Le second n'eut pas la chance de faire des études aussi brillantes et prestigieuses que le premier. Je crois qu'après ses études secondaires, s'intéressant vivement  aux sciences naturelles et notamment ux insectes,  il commença des études qu'il ne put finir. Très jeune encore il choisit de partir comme coopérant civil en un pays d'Amérique centrale où il tenta avec un certain succès de remplacer les insecticides prescrits sous l'égide des USA , ceux dont on ne voulait plus en Europe ni d'ailleurs au pays de l'oncle Sam, par des insectes innofensifs pour l'homme et ses culture mais très efficace pour se débarasser des insectes nuisibles.

Il rencontra une jeune indienne, passionnée de biologie comme lui ; plus tard, ce jeune couple très engagé dans cette lutte écologique de fait sinon de droit adopta dans des circonstances un peu difficiles une petite fille en se conformant aux exigences de la famille indienne de son épouse.
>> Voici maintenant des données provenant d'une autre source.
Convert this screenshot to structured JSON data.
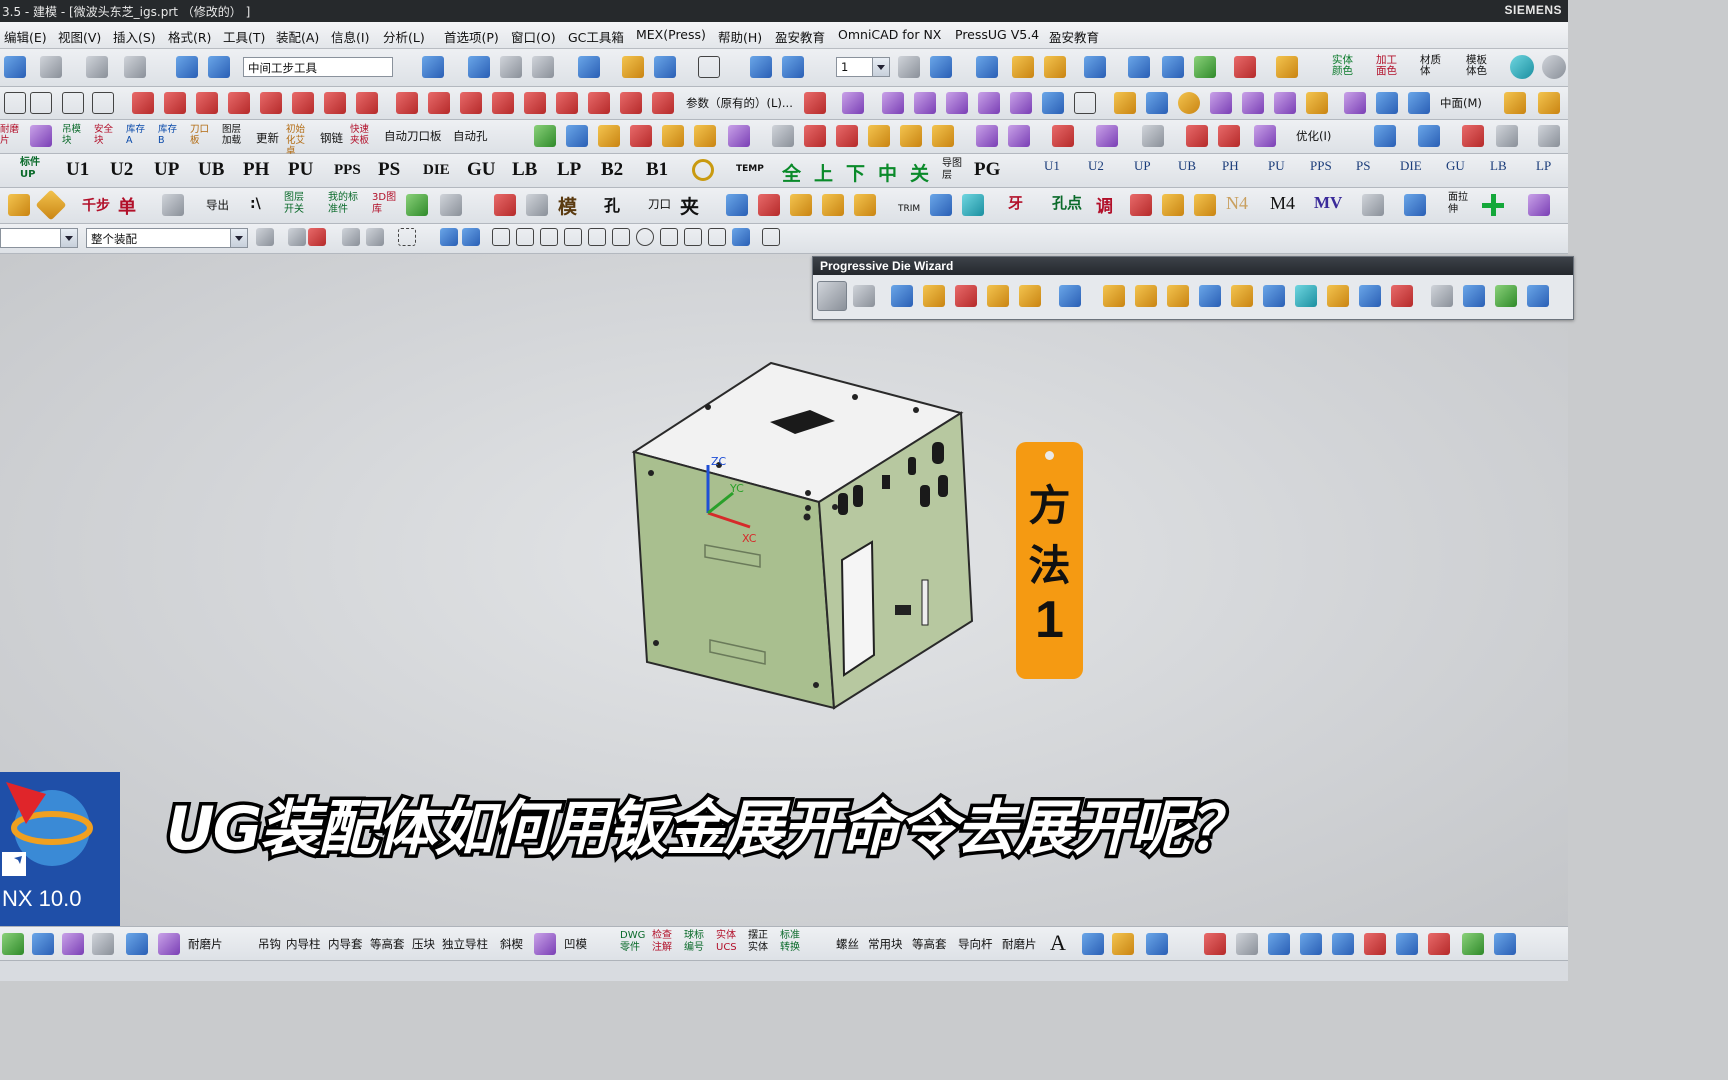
{
  "window": {
    "title": "3.5 - 建模 - [微波头东芝_igs.prt （修改的） ]",
    "brand": "SIEMENS"
  },
  "menu": [
    "编辑(E)",
    "视图(V)",
    "插入(S)",
    "格式(R)",
    "工具(T)",
    "装配(A)",
    "信息(I)",
    "分析(L)",
    "首选项(P)",
    "窗口(O)",
    "GC工具箱",
    "MEX(Press)",
    "帮助(H)",
    "盈安教育",
    "OmniCAD for NX",
    "PressUG V5.4",
    "盈安教育"
  ],
  "toolbar1": {
    "filter_value": "中间工步工具",
    "layer_value": "1",
    "labels": {
      "entity_color": "实体颜色",
      "process_color": "加工面色",
      "material": "材质体",
      "template": "模板体色"
    }
  },
  "toolbar2": {
    "labels": {
      "params": "参数（原有的）(L)...",
      "middle": "中面(M)"
    }
  },
  "toolbar3": {
    "labels": {
      "update": "更新",
      "auto_knife": "自动刀口板",
      "auto_hole": "自动孔",
      "optimize": "优化(I)"
    },
    "mini": [
      "耐磨片",
      "吊模块",
      "安全块",
      "库存A",
      "库存B",
      "刀口板",
      "图层加载",
      "初始化艾卓",
      "钢链",
      "快速夹板"
    ]
  },
  "toolbar4": {
    "codes": [
      "U1",
      "U2",
      "UP",
      "UB",
      "PH",
      "PU",
      "PPS",
      "PS",
      "DIE",
      "GU",
      "LB",
      "LP",
      "B2",
      "B1"
    ],
    "chinese": [
      "全",
      "上",
      "下",
      "中",
      "关"
    ],
    "extra": [
      "TEMP",
      "导图层",
      "PG"
    ],
    "codes2": [
      "U1",
      "U2",
      "UP",
      "UB",
      "PH",
      "PU",
      "PPS",
      "PS",
      "DIE",
      "GU",
      "LB",
      "LP"
    ],
    "label_up": "标件UP"
  },
  "toolbar5": {
    "labels": {
      "thousand": "千步",
      "single": "单",
      "export": "导出",
      "layer": "图层开关",
      "mystd": "我的标准件",
      "lib3d": "3D图库",
      "die": "模",
      "hole": "孔",
      "knife": "刀口",
      "clamp": "夹",
      "trim": "TRIM",
      "tooth": "牙",
      "holepoint": "孔点",
      "adjust": "调",
      "n4": "N4",
      "m4": "M4",
      "mv": "MV",
      "pull": "面拉伸"
    }
  },
  "selection_bar": {
    "filter_value": "",
    "scope_value": "整个装配"
  },
  "pdw": {
    "title": "Progressive Die Wizard"
  },
  "axes": {
    "zc": "ZC",
    "yc": "YC",
    "xc": "XC"
  },
  "tag": {
    "line1": "方",
    "line2": "法",
    "line3": "1"
  },
  "caption": "UG装配体如何用钣金展开命令去展开呢？",
  "desktop_icon": {
    "label": "NX 10.0"
  },
  "bottom": {
    "labels": [
      "耐磨片",
      "吊钩",
      "内导柱",
      "内导套",
      "等高套",
      "压块",
      "独立导柱",
      "斜楔",
      "凹模",
      "DWG零件",
      "检查注解",
      "球标编号",
      "实体UCS",
      "摆正实体",
      "标准转换",
      "螺丝",
      "常用块",
      "等高套",
      "导向杆",
      "耐磨片"
    ]
  },
  "colors": {
    "panel_green": "#a9bf8f",
    "tag_orange": "#f59a12",
    "title_bg": "#26292c"
  }
}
 Aujourd'hui il continue avec sa femme et sa petite fille devenue adolescente sa vie passionnée, il ne gagne pas lourd,. c'est évident mais mène un peu l'existence qui lui convient.

Je n'oublierai jamais cette phrase que m'a rapportée sa maman. Etait-elle de mon ami ou est-ce une interprétation de sa mère. Il faudrait que je l'interroge. Ce petit mot si simple, si court mais si révélateur le voici:

"J'ai tout raté dans ma vie sauf MA VIE."

 Je pense que s'il avait pu exprimé le fond de sa pensée le brillant universitaire à la fin de sa vie aurait pu dire :

"J'ai tout réussi dans ma vie sauf MA VIE."

Je pense qu'il est encore temps pour chacun de nous de se poser cette question en se demandant laquelle des deux réponses ci-dessus conviendrait le mieux à sa vie.